I want to close with what I wrote before the Las Vegas massacre, because it is still relevant. A fruitful vineyard, and orchard, is a long and patient vision. Jeanne and I recently road our bikes to pick apples at the Park Hill Orchard in Easthampton. Its well-known not just for cider donuts and heirloom apples, but also for its sculptures. A giant, red picture frame stands in the center, where we have posed many family photos with the landscape in the background. A piano hangs in a tree. It may be the world’s only pick-your-own-sculptor park where human and divine creativity intermingle.
Jeanne and I found the owner, whom we often see at the farmer’s market. He is a tall, wears a trim Mennonite-style beard, which makes him look like the farmer he is. Jeanne said she had seen his article in “Edible Pioneer Valley” and his face lit up, “You are the first one to mention it.” He told us about his passion for apples, like a sommelier would describe fine wines.

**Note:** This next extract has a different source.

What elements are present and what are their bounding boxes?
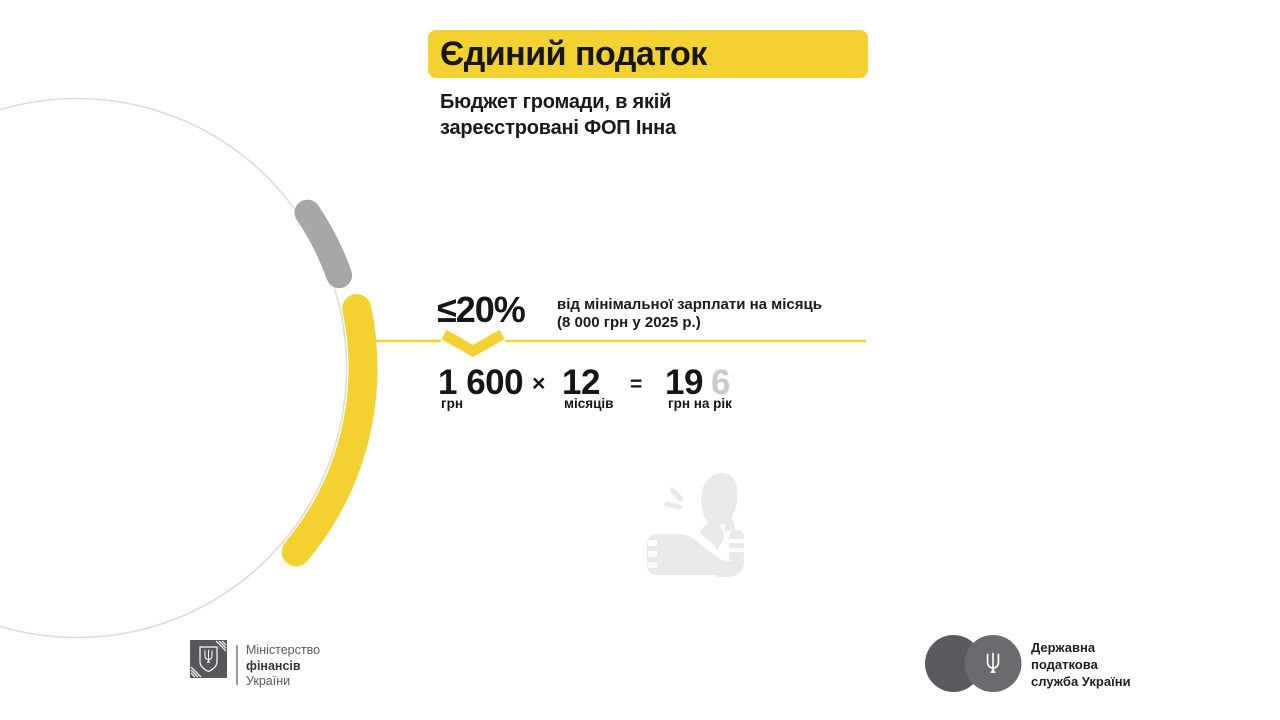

He pointed out the old orchard from the 1950s, where he had developed a new pruning technique to squeeze a little more juice into the apples, not into the upper branches. He described his love for the tart heirloom Red Astrachan and Golden Delicious apples, and frowned at the general public’s love for honey crisps, which have a satisfying crunch, but all the flavor of a gas station fruit pie with a two-year shelf life. In total, Park Hill boasts 45 varieties of apples, and he knows when each will be ripe, and whether it is better for eating, pie, or cider.
This is the passion behind our wondrous experience in the orchard. Jeanne asked how long he had owned the land, and he said he bought the neglected orchard it nine years ago. After years of dedication and investing more than $2 million, this year he hoped to finally turn a profit. The bustles with families, lovers and photographers toting bushels of apples. It is an astonishing success, but it has taken nine years to be profitable. In a Snapchat, get rich quick, instant gratification world, that is a remarkable perseverance. What would you be willing to invest nine years of your life?
Imagine how heartbreaking it would be if the entire crop of apples was lost because of climate change, as they lost their peaches last year. It could wipe out all nine years of work and put them in financial peril. Heartbreak is a way of life for farmers, like the Gulf Coast farmers calling it quits after Hurricane Harvey and Montana farmers burned out by wildfires. I worked hard on the farm, so I could get off the farm.
The heartbreak of the world can’t stop us from trying. There will always be wicked tenants trying to take it all for themselves, and our labors will sometimes produce sour wild grapes that don’t amount to anything. I will keep digging the rocks out of the garden and using them to build a wall of safety. I will still nurture the choicest vines, and watch out for predators, prune my worst impulses and stay dedicated to the long, patient work in God’s vineyard, because I still hope we can share the fruits of the harvest, a beloved community of justice and peace together.